Deciding which packages (and how many) to depend on is a difficult and philosophical choice. Using functions from other packages can save you time and effort in development but it might make it more difficult to maintain your package. Some things you might want to consider before depending on a package are:

  • How much of the functionality of the package do you want to use?
  • Could you easily reproduce that functionality?
  • How well maintained is the package?
  • How often is it updated? Packages that change a lot are more likely to break your code.
  • How many dependencies of it’s own does that package have?
  • Are you users likely to have the package installed already?

Packages like ggplot2 are good choices for dependencies because they are well maintained, don’t change too often, are commonly used and perform a single task so you are likely to use many of the functions.

Hopefully now that we have imported ggplot2 we should pass the checks.

-- R CMD check results ------------------------------------------ mypkg 0.0.0.9000 ----
Duration: 16.4s

> checking R code for possible problems ... NOTE
  plot_colours: no visible binding for global variable '.data'
  Undefined global functions or variables:
    .data

0 errors √ | 0 warnings √ | 1 note x

Success! Now all that’s left is that pesky note. Visualisation functions are probably some of the most common functions in packages but there are some tricks to programming with ggplot2. The details are outside the scope of this workshop but if you are interested see the “Using ggplot2 in packages” vignette https://ggplot2.tidyverse.org/dev/articles/ggplot2-in-packages.html.

To solve our problem we need to import the rlang package.

✔ Adding 'rlang' to Imports field in DESCRIPTION
● Refer to functions with `rlang::fun()`

Writing rlang::.data wouldn’t be very attractive or readable3. When we want to use a function in another package with :: we need to exlicitly import it. Just like when we exported our functions we do this using a Roxygen comment.

When we use devtools::document() this comment will be read and a note placed in the NAMESPACE file, just like for @export.

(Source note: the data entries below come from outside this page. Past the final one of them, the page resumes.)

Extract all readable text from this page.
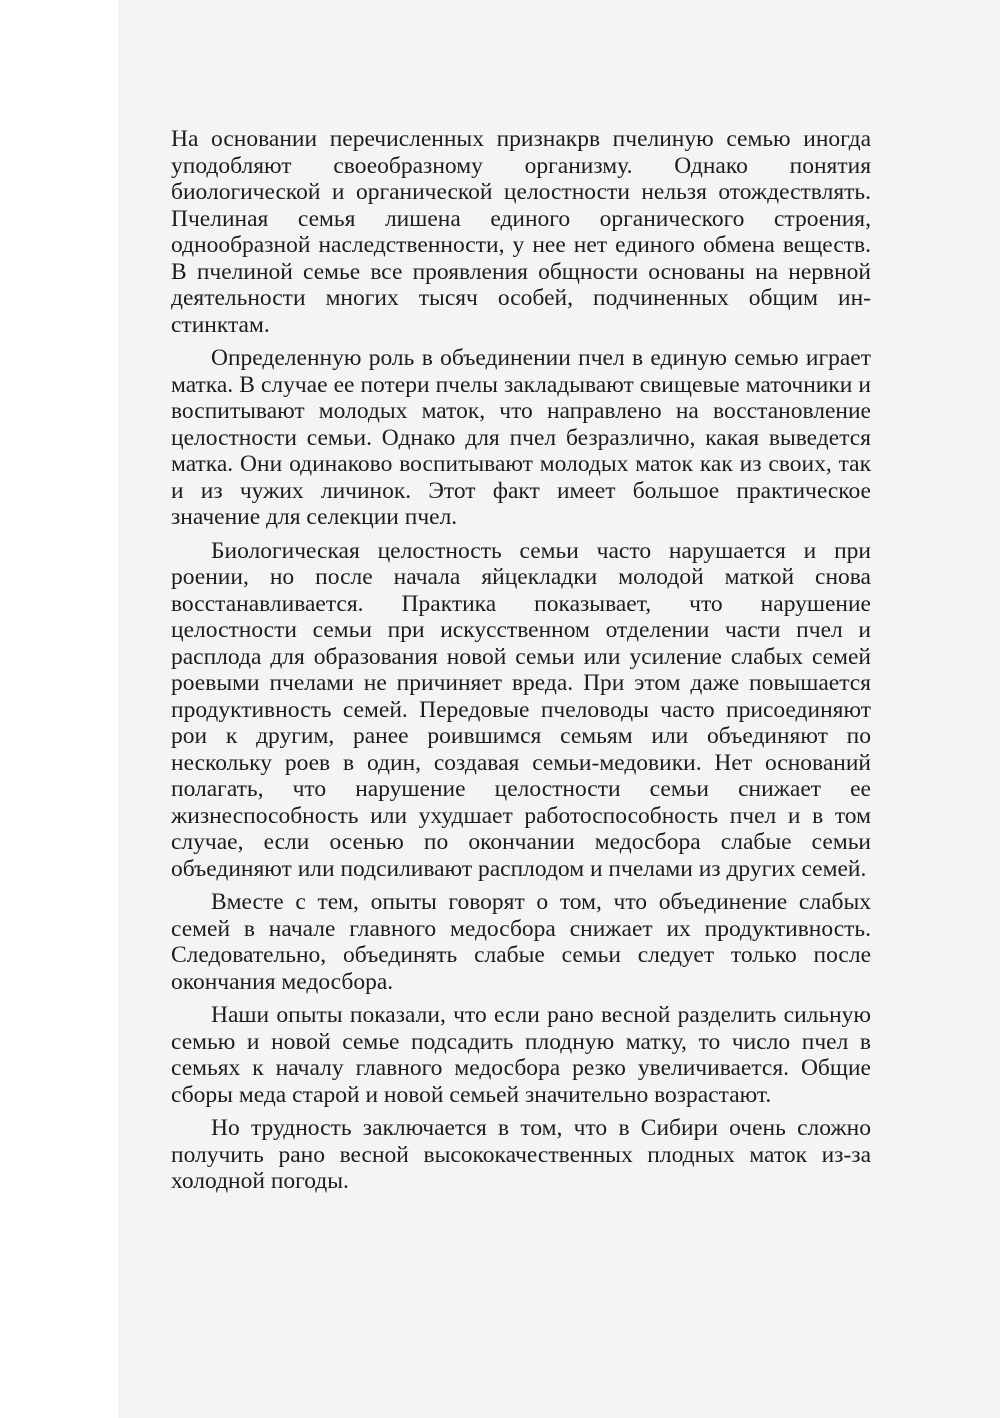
На основании перечисленных признакрв пчелиную семью иногда уподобляют своеобразному организму. Однако понятия биологической и органической целостности нельзя отождествлять. Пчелиная семья лишена единого органического строения, однообразной наследственности, у нее нет единого обмена веществ. В пчелиной семье все проявления общности основаны на нервной деятельности многих тысяч особей, подчиненных общим инстинктам.

Определенную роль в объединении пчел в единую семью играет матка. В случае ее потери пчелы закладывают свищевые маточники и воспитывают молодых маток, что направлено на восстановление целостности семьи. Однако для пчел безразлично, какая выведется матка. Они одинаково воспитывают молодых маток как из своих, так и из чужих личинок. Этот факт имеет большое практическое значение для селекции пчел.

Биологическая целостность семьи часто нарушается и при роении, но после начала яйцекладки молодой маткой снова восстанавливается. Практика показывает, что нарушение целостности семьи при искусственном отделении части пчел и расплода для образования новой семьи или усиление слабых семей роевыми пчелами не причиняет вреда. При этом даже повышается продуктивность семей. Передовые пчеловоды часто присоединяют рои к другим, ранее роившимся семьям или объединяют по нескольку роев в один, создавая семьи-медовики. Нет оснований полагать, что нарушение целостности семьи снижает ее жизнеспособность или ухудшает работоспособность пчел и в том случае, если осенью по окончании медосбора слабые семьи объединяют или подсиливают расплодом и пчелами из других семей.

Вместе с тем, опыты говорят о том, что объединение слабых семей в начале главного медосбора снижает их продуктивность. Следовательно, объединять слабые семьи следует только после окончания медосбора.

Наши опыты показали, что если рано весной разделить сильную семью и новой семье подсадить плодную матку, то число пчел в семьях к началу главного медосбора резко увеличивается. Общие сборы меда старой и новой семьей значительно возрастают.

Но трудность заключается в том, что в Сибири очень сложно получить рано весной высококачественных плодных маток из-за холодной погоды.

# Generated by roxygen2: do not edit by hand

export(make_shades)
export(plot_colours)
importFrom(rlang,.data)

Those two steps should fix our note.

-- R CMD check results ------------------------------------------ mypkg 0.0.0.9000 ----
Duration: 16.8s

0 errors √ | 0 warnings √ | 0 notes √

If we used rlang::.data in multiple functions in our pacakge it might make sense to only import it once. It doesn’t matter where we put the @importFrom line (or how many times) it will still be added to NAMESPACE. This means we can put all import in a central location. The advantage of this is that they only appear once and are all in one place but it makes it harder to know which of our functions have which imports and remove them if they are no longer needed. Which approach you take is up to you.

We should write some tests for this function as well but we will leave that as an exercise for you to try later.


  1. There is a fourth kind (Enhances) but that is almost never used.

  2. Also for technical reasons it won’t work in this case.